Les chevaliers remarquèrent des inscriptions sur les colonnes et les murs, mais ils passèrent si vite qu'ils ne purent les déchiffrer. Ils se retrouvèrent finalement dans une grande salle éclairée par des torches. Aussi grande que la salle du temple d'Athéna, soutenue par des centaines de fines colonnes sculptées, les murs étaient tapissés de miroirs qui montraient des scènes étranges ; des hommes et des femmes étrangement habillés vaquaient à leurs occupations familières, des armées de fantassins se battaient, épées en mains, un banquet où les gens festoyaient, un village au bord de la mer. Les images changeaient rapidement, passant d'un sujet à l'autre, chaque miroir avait des scènes différentes. Le sol semblait fait de vitres sur une mer houleuse. Transparent, il laissait voir la force de déchaînement de l'océan.
Sur un trône en ébène sculpté et serti de pierres précieuses, au fond de la salle et posé sur une estrade, était assise une très belle femme. Elle avait de longs cheveux auburn attachés en un chignon lâche mais travaillé. Ses yeux étaient aussi verts qu'une forêt de sapin. Son visage ovale était pâle, mais d'une beauté indescriptible. Elle portait une toge grecque blanche, et de nombreux colliers et bracelets couraient sur ses bras et son cou. Elle tenait à la main un miroir en or finement ciselé et gravé d'inscriptions en ancien grec.
Elle attendit qu'ils furent arrivés devant elle pour parler.
«- Chevaliers d'Athéna, bienvenus dans mon Sanctuaire. Je suis Mnémosyne, déesse de la mémoire. Je dois vous faire passer le test d'Arès, dieu de la guerre. Nous attendrons l'arrivée des autres. »
Plus personne ne dit mot pendant un long moment. Le silence régnait. La plupart des chevaliers étudiaient les miroirs ou le sol. La voix de la déesse retentit, amusée.
«- Vous ne semblez pas satisfait de cette salle, chevalier du Bélier. Ne vous plairait-elle pas ?
- Je repensais aux travaux nécessaires pour réaliser cet endroit. Mon peuple aurait été surpris de savoir de quelle manière vous avez respecté son cadeau.
- Je l'ai respecté autant que je l'ai pu, mais chacune de mes demandes d'aide pour sa réparation a été ignorée.
- Peut être avez-vous des griefs contre vous.
- Je ne vois pas de quoi vous voulez parler.
- Alors je ne peux rien pour vous.

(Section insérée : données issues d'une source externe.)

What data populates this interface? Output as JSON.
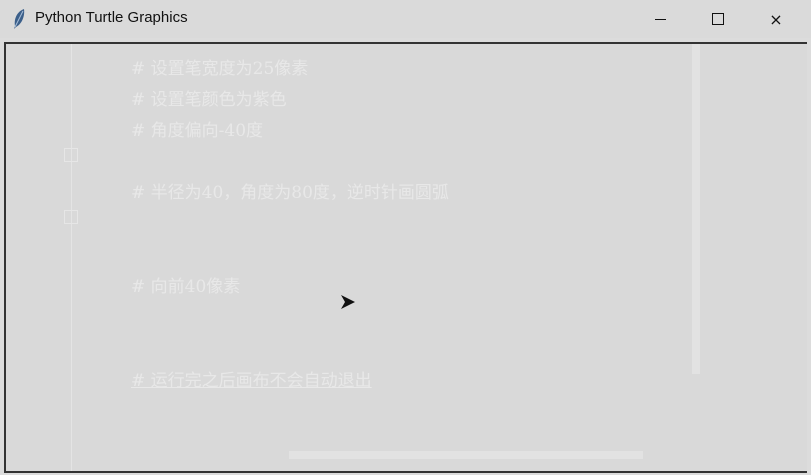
{
  "window": {
    "title": "Python Turtle Graphics",
    "controls": {
      "minimize": "minimize",
      "maximize": "maximize",
      "close": "×"
    }
  },
  "background_code": [
    "#  设置笔宽度为25像素",
    "#  设置笔颜色为紫色",
    "#  角度偏向-40度",
    "#  半径为40，角度为80度，逆时针画圆弧",
    "#  向前40像素",
    "#  运行完之后画布不会自动退出"
  ],
  "icons": {
    "app": "feather-icon",
    "turtle": "turtle-cursor-icon"
  },
  "colors": {
    "canvas": "#d9d9d9",
    "titlebar": "#dadada",
    "turtle": "#111111"
  }
}
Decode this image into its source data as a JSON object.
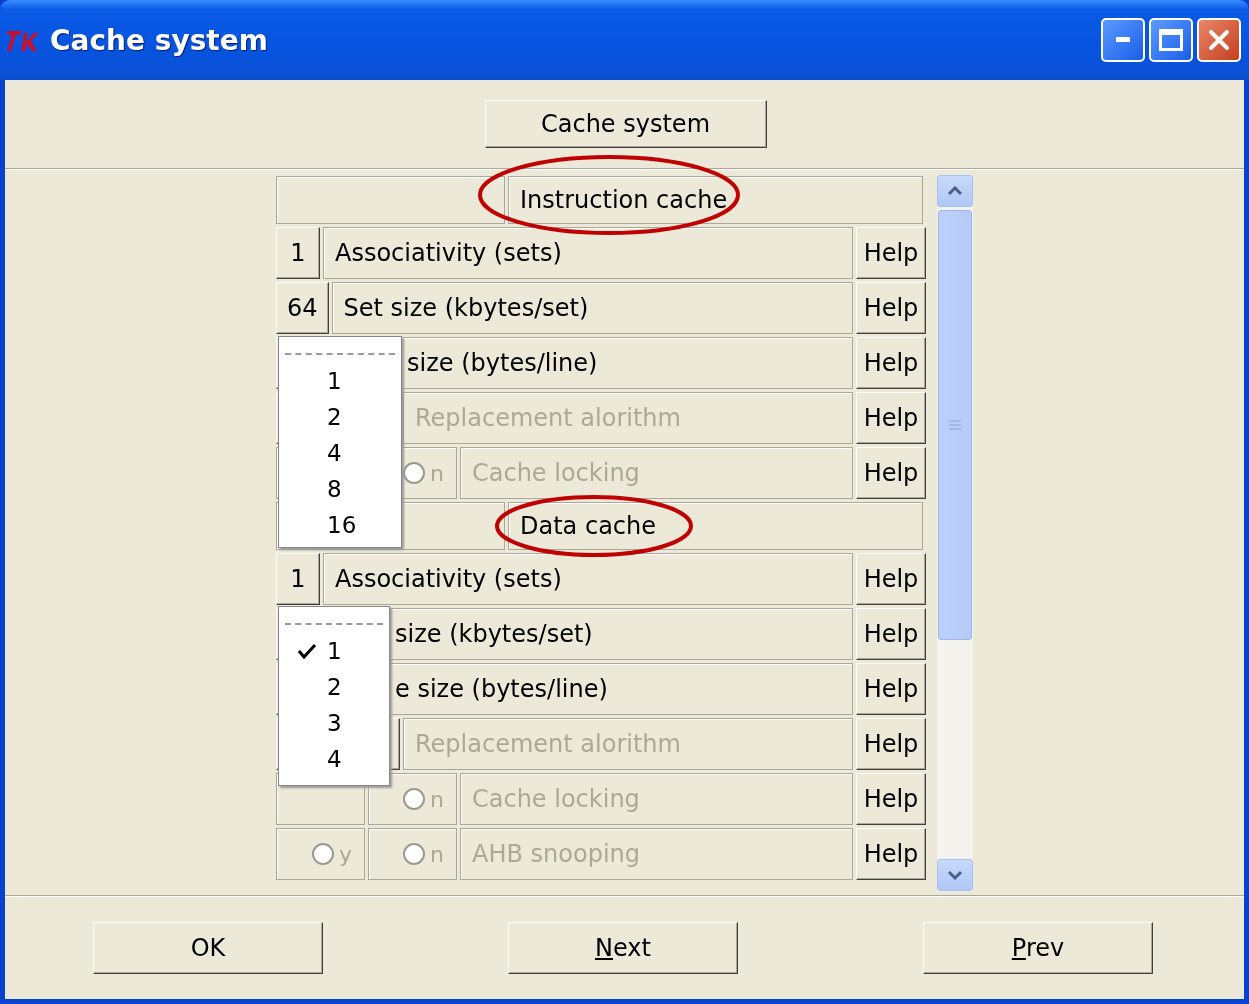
{
  "window": {
    "title": "Cache system"
  },
  "top_button": {
    "label": "Cache system"
  },
  "sections": [
    {
      "title": "Instruction cache",
      "highlighted": true,
      "rows": [
        {
          "kind": "number",
          "value": "1",
          "label": "Associativity (sets)",
          "disabled": false,
          "help": "Help"
        },
        {
          "kind": "number",
          "value": "64",
          "label": "Set size (kbytes/set)",
          "disabled": false,
          "help": "Help"
        },
        {
          "kind": "number",
          "label": "size (bytes/line)",
          "disabled": false,
          "help": "Help"
        },
        {
          "kind": "choice",
          "label": "Replacement alorithm",
          "disabled": true,
          "help": "Help"
        },
        {
          "kind": "radio",
          "no_option": {
            "label": "n",
            "selected": false
          },
          "label": "Cache locking",
          "disabled": true,
          "help": "Help"
        }
      ],
      "menu": {
        "items": [
          {
            "label": "1",
            "checked": false
          },
          {
            "label": "2",
            "checked": false
          },
          {
            "label": "4",
            "checked": false
          },
          {
            "label": "8",
            "checked": false
          },
          {
            "label": "16",
            "checked": false
          }
        ]
      }
    },
    {
      "title": "Data cache",
      "highlighted": true,
      "rows": [
        {
          "kind": "number",
          "value": "1",
          "label": "Associativity (sets)",
          "disabled": false,
          "help": "Help"
        },
        {
          "kind": "number",
          "label": "size (kbytes/set)",
          "disabled": false,
          "help": "Help"
        },
        {
          "kind": "number",
          "label": "e size (bytes/line)",
          "disabled": false,
          "help": "Help"
        },
        {
          "kind": "choice",
          "label": "Replacement alorithm",
          "disabled": true,
          "help": "Help"
        },
        {
          "kind": "radio",
          "no_option": {
            "label": "n",
            "selected": false
          },
          "label": "Cache locking",
          "disabled": true,
          "help": "Help"
        },
        {
          "kind": "radio",
          "yes_option": {
            "label": "y",
            "selected": false
          },
          "no_option": {
            "label": "n",
            "selected": false
          },
          "label": "AHB snooping",
          "disabled": true,
          "help": "Help"
        }
      ],
      "menu": {
        "items": [
          {
            "label": "1",
            "checked": true
          },
          {
            "label": "2",
            "checked": false
          },
          {
            "label": "3",
            "checked": false
          },
          {
            "label": "4",
            "checked": false
          }
        ]
      }
    }
  ],
  "buttons": [
    {
      "label": "OK",
      "underline_first": false
    },
    {
      "label": "Next",
      "underline_first": true
    },
    {
      "label": "Prev",
      "underline_first": true
    }
  ]
}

Et aucun atlante n'acceptera de vous aider. Elle l'a interdit.
- Oui, comme elle vous a interdit d'aider aucun dieu ! s'emporta la déesse. Et pourtant vous servez Athéna ! L'accepterait-elle ?
- Elle nous l'a autorisé, dans une certaine mesure. Mais vous le savez déjà.»
La réponse de Mnémosyne aurait été cinglante si deux nouveaux arrivants n'avaient à ce moment franchi le seuil de la salle. Les chevaliers, l'esprit encore occupé par la conversation qu'ils avaient entendue et par l'animosité de Mu, lui si calme et maître de lui, virent avec soulagement et joie leur déesse avancer en première, leur souriant. Un homme entra derrière elle, et tous surent à qui appartenait le cosmos haineux qui entourait le temple.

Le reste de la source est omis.